Quick example comparing to PyTorch
from tinygrad import Tensor
x = Tensor.eye(3, requires_grad=True)
y = Tensor([[2.0,0,-2.0]], requires_grad=True)
z = y.matmul(x).sum()
z.backward()
print(x.grad.tolist()) # dz/dx
print(y.grad.tolist()) # dz/dy
The same thing but in PyTorch:
import torch
x = torch.eye(3, requires_grad=True)
y = torch.tensor([[2.0,0,-2.0]], requires_grad=True)
z = y.matmul(x).sum()
z.backward()
print(x.grad.tolist()) # dz/dx
print(y.grad.tolist()) # dz/dy
Contributing
There has been a lot of interest in tinygrad lately. Following these guidelines will help your PR get accepted.
We'll start with what will get your PR closed with a pointer to this section:
- No code golf! While low line count is a guiding light of this project, anything that remotely looks like code golf will be closed. The true goal is reducing complexity and increasing readability, and deleting
\ns does nothing to help with that. - All docs and whitespace changes will be closed unless you are a well-known contributor. The people writing the docs should be those who know the codebase the absolute best. People who have not demonstrated that shouldn't be messing with docs. Whitespace changes are both useless and carry a risk of introducing bugs.
- Anything you claim is a "speedup" must be benchmarked. In general, the goal is simplicity, so even if your PR makes things marginally faster, you have to consider the tradeoff with maintainablity and readablity.
- In general, the code outside the core
tinygrad/folder is not well tested, so unless the current code there is broken, you shouldn't be changing it. - If your PR looks "complex", is a big diff, or adds lots of lines, it won't be reviewed or merged. Consider breaking it up into smaller PRs that are individually clear wins. A common pattern I see is prerequisite refactors before adding new functionality. If you can (cleanly) refactor to the point that the feature is a 3 line change, this is great, and something easy for us to review.
Now, what we want:
- Bug fixes (with a regression test) are great! This library isn't 1.0 yet, so if you stumble upon a bug, fix it, write a test, and submit a PR, this is valuable work.
- Solving bounties! tinygrad offers cash bounties for certain improvements to the library.
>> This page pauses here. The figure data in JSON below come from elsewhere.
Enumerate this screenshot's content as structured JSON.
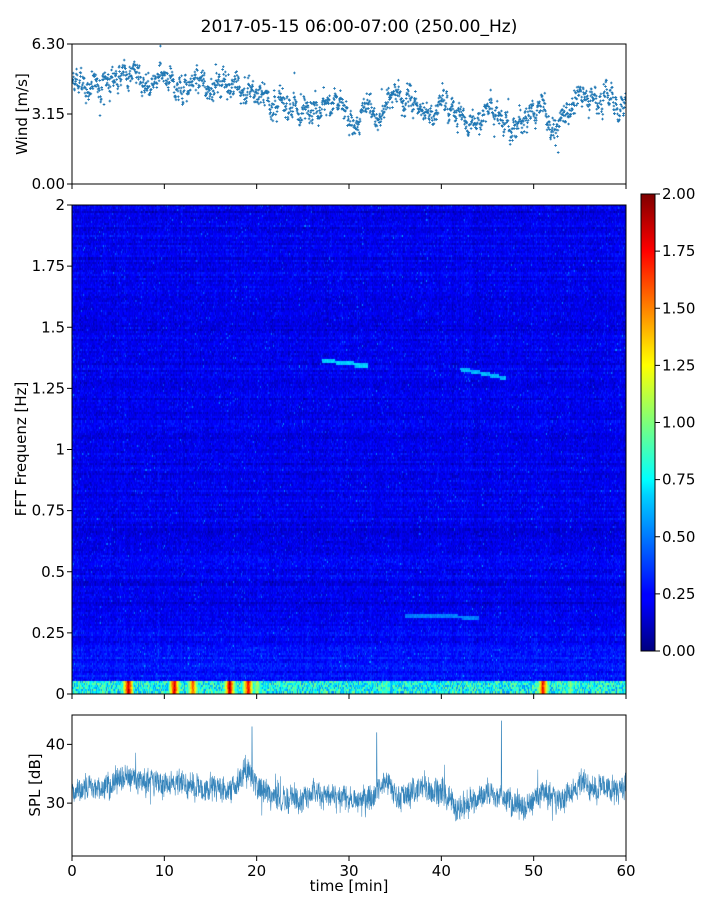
{
  "title": "2017-05-15 06:00-07:00 (250.00_Hz)",
  "chart_data": [
    {
      "type": "scatter",
      "name": "wind",
      "ylabel": "Wind [m/s]",
      "xlim": [
        0,
        60
      ],
      "ylim": [
        0,
        6.3
      ],
      "yticks": [
        "0.00",
        "3.15",
        "6.30"
      ],
      "marker_color": "#1f77b4",
      "profile_t_min": [
        0,
        1,
        2,
        3,
        4,
        5,
        6,
        7,
        8,
        9,
        10,
        11,
        12,
        13,
        14,
        15,
        16,
        17,
        18,
        19,
        20,
        21,
        22,
        23,
        24,
        25,
        26,
        27,
        28,
        29,
        30,
        31,
        32,
        33,
        34,
        35,
        36,
        37,
        38,
        39,
        40,
        41,
        42,
        43,
        44,
        45,
        46,
        47,
        48,
        49,
        50,
        51,
        52,
        53,
        54,
        55,
        56,
        57,
        58,
        59,
        60
      ],
      "profile_wind_ms": [
        4.3,
        4.4,
        4.4,
        4.5,
        4.6,
        4.7,
        4.9,
        5.0,
        4.7,
        4.5,
        4.6,
        4.2,
        4.5,
        4.4,
        4.5,
        4.4,
        4.5,
        4.6,
        4.4,
        4.2,
        4.1,
        3.9,
        3.6,
        3.7,
        3.4,
        3.2,
        3.6,
        3.7,
        3.8,
        3.6,
        2.6,
        3.1,
        3.7,
        3.2,
        3.3,
        3.8,
        3.9,
        3.7,
        3.2,
        3.3,
        3.4,
        3.5,
        3.3,
        2.7,
        2.9,
        3.3,
        3.4,
        2.8,
        2.6,
        2.8,
        3.3,
        3.9,
        2.3,
        2.8,
        3.5,
        4.0,
        4.1,
        3.9,
        4.0,
        3.5,
        3.8
      ]
    },
    {
      "type": "heatmap",
      "name": "spectrogram",
      "ylabel": "FFT Frequenz [Hz]",
      "xlim": [
        0,
        60
      ],
      "ylim": [
        0,
        2
      ],
      "yticks": [
        "0",
        "0.25",
        "0.5",
        "0.75",
        "1",
        "1.25",
        "1.5",
        "1.75",
        "2"
      ],
      "colorbar": {
        "min": 0,
        "max": 2,
        "ticks": [
          "0.00",
          "0.25",
          "0.50",
          "0.75",
          "1.00",
          "1.25",
          "1.50",
          "1.75",
          "2.00"
        ],
        "colormap": "jet"
      },
      "background_level": 0.22,
      "low_freq_band_hz": [
        0,
        0.05
      ],
      "low_freq_band_level": 0.9,
      "hot_spots": [
        {
          "t_min": 6,
          "level": 1.8
        },
        {
          "t_min": 11,
          "level": 1.75
        },
        {
          "t_min": 13,
          "level": 1.6
        },
        {
          "t_min": 17,
          "level": 1.9
        },
        {
          "t_min": 19,
          "level": 1.7
        },
        {
          "t_min": 20,
          "level": 1.0
        },
        {
          "t_min": 34,
          "level": 0.85
        },
        {
          "t_min": 51,
          "level": 1.7
        },
        {
          "t_min": 54,
          "level": 0.9
        }
      ],
      "traces": [
        {
          "t_min": [
            27,
            32
          ],
          "f_hz": [
            1.36,
            1.34
          ],
          "level": 0.6
        },
        {
          "t_min": [
            42,
            47
          ],
          "f_hz": [
            1.33,
            1.29
          ],
          "level": 0.55
        },
        {
          "t_min": [
            36,
            44
          ],
          "f_hz": [
            0.32,
            0.31
          ],
          "level": 0.45
        }
      ]
    },
    {
      "type": "line",
      "name": "spl",
      "ylabel": "SPL [dB]",
      "xlabel": "time [min]",
      "xlim": [
        0,
        60
      ],
      "ylim": [
        21,
        45
      ],
      "yticks": [
        "30",
        "40"
      ],
      "xticks": [
        "0",
        "10",
        "20",
        "30",
        "40",
        "50",
        "60"
      ],
      "line_color": "#1f77b4",
      "profile_t_min": [
        0,
        1,
        2,
        3,
        4,
        5,
        6,
        7,
        8,
        9,
        10,
        11,
        12,
        13,
        14,
        15,
        16,
        17,
        18,
        19,
        20,
        21,
        22,
        23,
        24,
        25,
        26,
        27,
        28,
        29,
        30,
        31,
        32,
        33,
        34,
        35,
        36,
        37,
        38,
        39,
        40,
        41,
        42,
        43,
        44,
        45,
        46,
        47,
        48,
        49,
        50,
        51,
        52,
        53,
        54,
        55,
        56,
        57,
        58,
        59,
        60
      ],
      "profile_spl_db": [
        32,
        32.5,
        33,
        32,
        33,
        34,
        34.5,
        34,
        33.5,
        34,
        33,
        34,
        33,
        33.5,
        32,
        33,
        32.5,
        32,
        33.5,
        36,
        33,
        32,
        31,
        30.5,
        31,
        30.5,
        32,
        31.5,
        31,
        30.5,
        31,
        30,
        31,
        32,
        34,
        31.5,
        31,
        32,
        33,
        32.5,
        32,
        30.5,
        29,
        30,
        31,
        32,
        31,
        30.5,
        30,
        29,
        30.5,
        32,
        31,
        30.5,
        32,
        33.5,
        33,
        32.5,
        33,
        32,
        33
      ],
      "amplitude_db": 3.5,
      "peaks": [
        {
          "t_min": 19.5,
          "spl_db": 43
        },
        {
          "t_min": 46.5,
          "spl_db": 44
        },
        {
          "t_min": 33,
          "spl_db": 42
        }
      ]
    }
  ]
}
All new code should be high quality and well tested.
- Features. However, if you are adding a feature, consider the line tradeoff. If it's 3 lines, there's less of a bar of usefulness it has to meet over something that's 30 or 300 lines. All features must have regression tests. In general with no other constraints, your feature's API should match torch or numpy.
- Refactors that are clear wins. In general, if your refactor isn't a clear win it will be closed. But some refactors are amazing! Think about readability in a deep core sense. A whitespace change or moving a few functions around is useless, but if you realize that two 100 line functions can actually use the same 110 line function with arguments while also improving readability, this is a big win. Refactors should pass process replay.
- Tests/fuzzers. If you can add tests that are non brittle, they are welcome. We have some fuzzers in here too, and there's a plethora of bugs that can be found with them and by improving them. Finding bugs, even writing broken tests (that should pass) with
@unittest.expectedFailureis great. This is how we make progress. - Dead code removal from core
tinygrad/folder. We don't care about the code in extra, but removing dead code from the core library is great. Less for new people to read and be confused by.
Running tests
You should install the pre-commit hooks with pre-commit install. This will run the linter, mypy, and a subset of the tests on every commit.
For more examples on how to run the full test suite please refer to the CI workflow.
Some examples of running tests locally:
python3 -m pip install -e '.[testing]' # install extra deps for testing
python3 test/test_ops.py # just the ops tests
python3 -m pytest test/ # whole test suite
Process replay tests
Process replay compares your PR's generated kernels against master. If your PR is a refactor or speedup without any expected behavior change, It should include [pr] in the pull request title.